Saturday, June 9, 2012

breaking my knees for my own good

for a day, pretend as though you dont have functioning knees. i'm serious, its an incredible experience. everything changes--the way you move, the things you need, the emotions you feel. i imagine its the same with any major injury.

but, first, just standing. standing still becomes an entirely new experience. yoga becomes real. my whole life i have been standing with immense pressure on my joints--now, when i experience what it feels like to my swollen, fucked up knees to stand with my shoulders back, my lower back and core muscles engaged, my knees straight and facing forward, chin up, heart open----and it took me a year and a half of intensive yoga practice to realize how these simple, simple motions affect your entire life---now i can feel it.

try to do an entire yoga practice without putting pressure on your knees. if you can avoid this, you will experience engagement in other areas of your body like you have not yet considered. by imagining yourself light from the inside, lifting from your core and forgetting about gravity, you can experience lightness on your entire body. and your knees, your chins, your ankles, your heart...they will all appreciate the relief. relief that you've always been able to provide yourself--ways to make yourself feel better, by yourself and in your own skin. you do have to live in your body, after all. its rather nice if you can enjoy being there.

this has to be the right way to do this---all these lessons from this knee surgery have been incredibly powerful, rich and deep. to slow down, to focus, to love myself. i have been running a million miles an hour away from many things and toward no certainty.

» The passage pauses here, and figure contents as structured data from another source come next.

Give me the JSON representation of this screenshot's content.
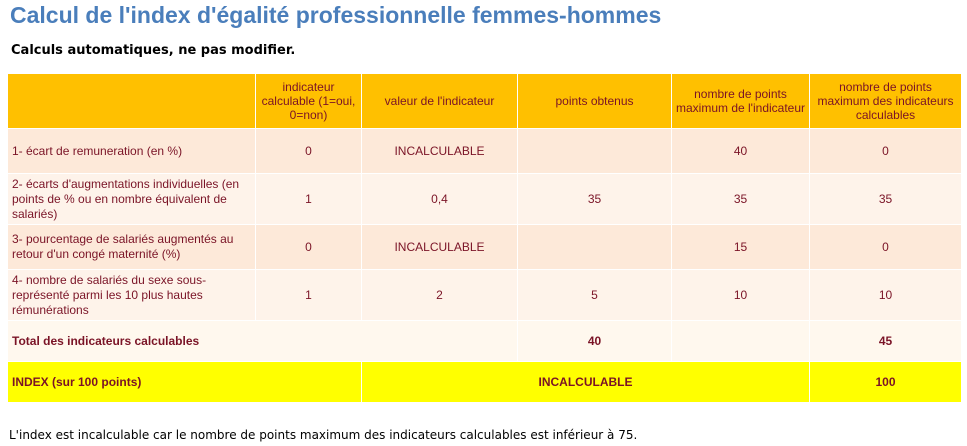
{
  "title": "Calcul de l'index d'égalité professionnelle femmes-hommes",
  "subtitle": "Calculs automatiques, ne pas modifier.",
  "table": {
    "headers": [
      "",
      "indicateur calculable (1=oui, 0=non)",
      "valeur de l'indicateur",
      "points obtenus",
      "nombre de points maximum de l'indicateur",
      "nombre de points maximum des indicateurs calculables"
    ],
    "rows": [
      [
        "1- écart de remuneration (en %)",
        "0",
        "INCALCULABLE",
        "",
        "40",
        "0"
      ],
      [
        "2- écarts d'augmentations individuelles (en points de % ou en nombre équivalent de salariés)",
        "1",
        "0,4",
        "35",
        "35",
        "35"
      ],
      [
        "3- pourcentage de salariés augmentés au retour d'un congé maternité (%)",
        "0",
        "INCALCULABLE",
        "",
        "15",
        "0"
      ],
      [
        "4- nombre de salariés du sexe sous-représenté parmi les 10 plus hautes rémunérations",
        "1",
        "2",
        "5",
        "10",
        "10"
      ]
    ],
    "total": {
      "label": "Total des indicateurs calculables",
      "points": "40",
      "max_calculable": "45"
    },
    "index": {
      "label": "INDEX (sur 100 points)",
      "value": "INCALCULABLE",
      "max": "100"
    }
  },
  "footnote": "L'index est incalculable car le nombre de points maximum des indicateurs calculables est inférieur à 75.",
  "colors": {
    "title": "#4a7ebb",
    "header_bg": "#ffc000",
    "row_bg": "#fde9d9",
    "index_bg": "#ffff00",
    "text": "#7a1326"
  }
}
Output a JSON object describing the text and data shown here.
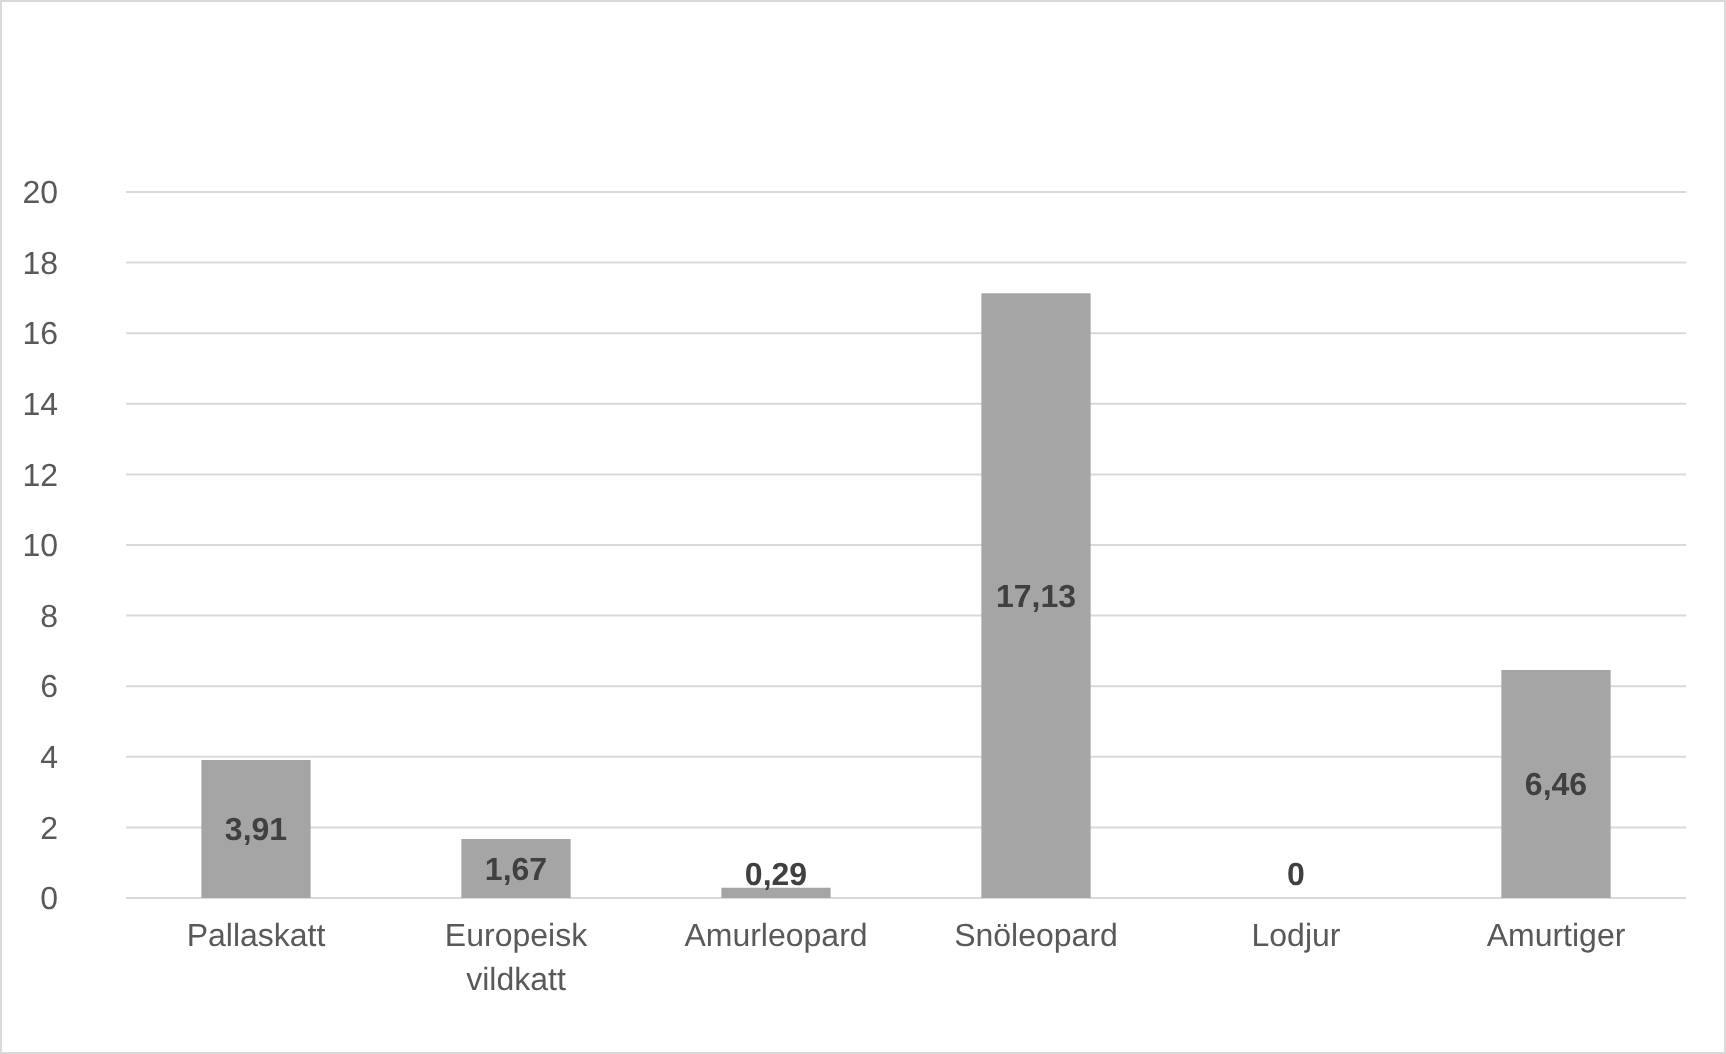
{
  "chart_data": {
    "type": "bar",
    "categories": [
      "Pallaskatt",
      "Europeisk vildkatt",
      "Amurleopard",
      "Snöleopard",
      "Lodjur",
      "Amurtiger"
    ],
    "values": [
      3.91,
      1.67,
      0.29,
      17.13,
      0,
      6.46
    ],
    "value_labels": [
      "3,91",
      "1,67",
      "0,29",
      "17,13",
      "0",
      "6,46"
    ],
    "color": "#a5a5a5",
    "ylim": [
      0,
      20
    ],
    "yticks": [
      0,
      2,
      4,
      6,
      8,
      10,
      12,
      14,
      16,
      18,
      20
    ],
    "grid": "y"
  }
}
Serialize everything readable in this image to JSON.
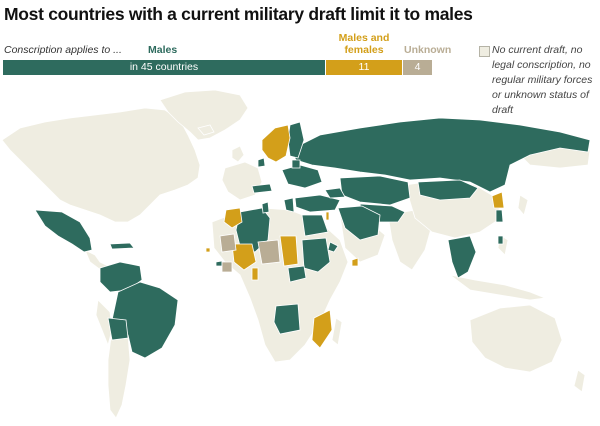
{
  "title": "Most countries with a current military draft limit it to males",
  "legend": {
    "caption": "Conscription applies to ...",
    "categories": [
      {
        "key": "males",
        "label": "Males",
        "count_text": "in 45 countries",
        "count": 45,
        "color": "#2e6b5e"
      },
      {
        "key": "both",
        "label": "Males and females",
        "count_text": "11",
        "count": 11,
        "color": "#d39f1a"
      },
      {
        "key": "unknown",
        "label": "Unknown",
        "count_text": "4",
        "count": 4,
        "color": "#b9ad95"
      }
    ],
    "no_draft": {
      "label": "No current draft, no legal conscription, no regular military forces or unknown status of draft",
      "color": "#efede1"
    }
  },
  "map": {
    "ocean_color": "#ffffff",
    "border_color": "#ffffff",
    "categories": {
      "males": [
        "Mexico",
        "Colombia",
        "Venezuela",
        "Brazil",
        "Bolivia",
        "Cuba",
        "Algeria",
        "Egypt",
        "Sudan",
        "Angola",
        "Russia",
        "Turkey",
        "Iran",
        "Syria",
        "Kazakhstan",
        "Ukraine",
        "Belarus",
        "Greece",
        "Austria",
        "Switzerland",
        "Thailand",
        "Vietnam",
        "South Korea",
        "Denmark",
        "Finland",
        "Estonia",
        "Lithuania",
        "Georgia",
        "Armenia",
        "Azerbaijan",
        "Turkmenistan",
        "Uzbekistan",
        "Mongolia",
        "Cyprus",
        "Singapore",
        "Taiwan",
        "Eritrea",
        "Central African Republic",
        "Tunisia",
        "Guinea-Bissau",
        "Brunei",
        "Moldova",
        "Kyrgyzstan",
        "Tajikistan",
        "Laos"
      ],
      "both": [
        "Norway",
        "Sweden",
        "Mali",
        "Chad",
        "Mozambique",
        "Morocco",
        "North Korea",
        "Israel",
        "Benin",
        "Cape Verde",
        "Eritrea region"
      ],
      "unknown": [
        "Niger",
        "Mauritania",
        "Guinea",
        "Sierra Leone"
      ]
    }
  }
}
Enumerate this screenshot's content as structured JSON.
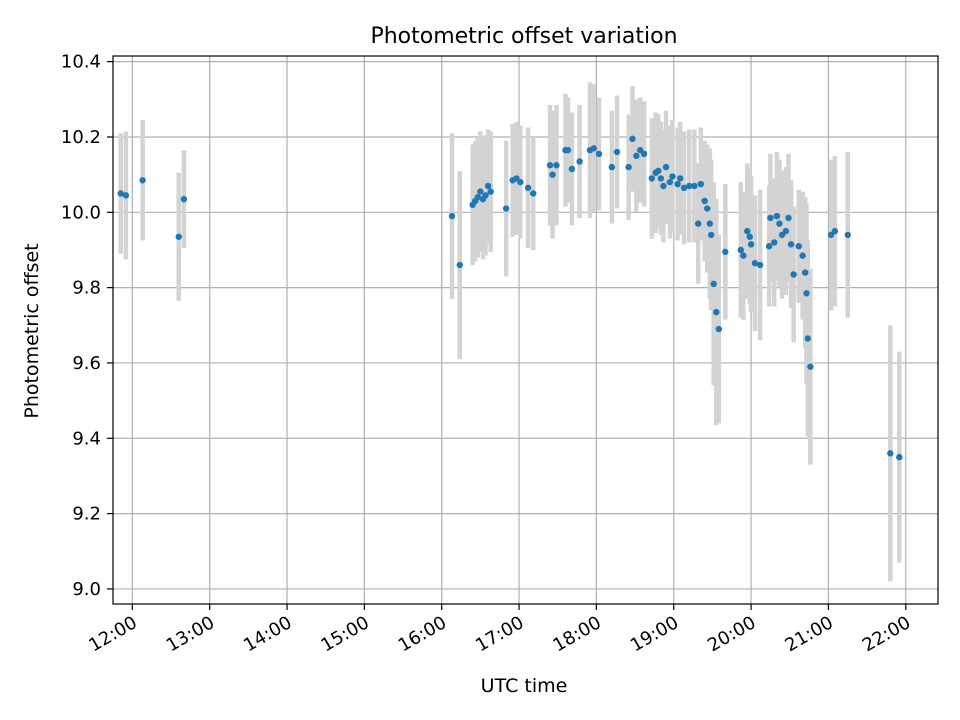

i laugh at myself so much these days. granted, i have only had one week of immobility but, with my intense and rather overworked personality it has felt like a month. rather like the one time i went to jail for three days. that was moooore of enough of THAT shit, for me.

here's what i'm saying.

the things that im learning are not concepts that should be new to me, or anyone. these are the proper ways to live--paying attention to your body, listening to it, feeding it properly and nourishing it. standing up straight. being calm in your mind. doing work that makes you feel fulfilled as a human. letting the people you love in life know that you appreciate them and allowing them to appreciate you back. finding your focus and approaching your aloneness. laughing at yourself. sleeping. sleeping a lot. taking pain medication and putting in earplugs and submitting yourself to total darkness for 13 hours kind of sleeping.

nobody has time for this shit! we're all running around. and i most certainly plan to continue running but, the next time, those things will be a bit more focused, more calm, and more extreme in their allotments of joy and real expression. it is possible to take care of yourself properly on a very basic, daily level--no matter what you do or where you are--and, the best part of all of it is, that you will feel better, all the time. you will feel stronger, more beautiful and more interesting, just by treating yourself properly. i always thought the message of modern yoga, much like modern anything, is much too based in the visual, the appearance. my message for yoga is that yoga, much like life, should be based on acknowledging how it makes you feel, first, before acknowledging how it makes you look. and, fortunately and intriguingly, they are entirely symbiotic concepts. you feel better, you look better. they also cannot survive without the other, they're entire unsustainable as independent thoughts.

so far, there have been parades and antique air shows outside my window. i've been visited by my friends and family and had beautiful conversations with the ones i love who have involved lives somewhere else. i've had offers of financial support through art from a completely astounding amount of individuals from far and wide and i even have a handsome sound guy who comes by and fixes my speakers and sets them up for the perfect audio experience at my ear, couch-high, level.


the splendor of being loved is a bit too much, sometimes. there are so many out there who need love, crave it, search for it. and you gotta give it to yourself, first. what a doozy.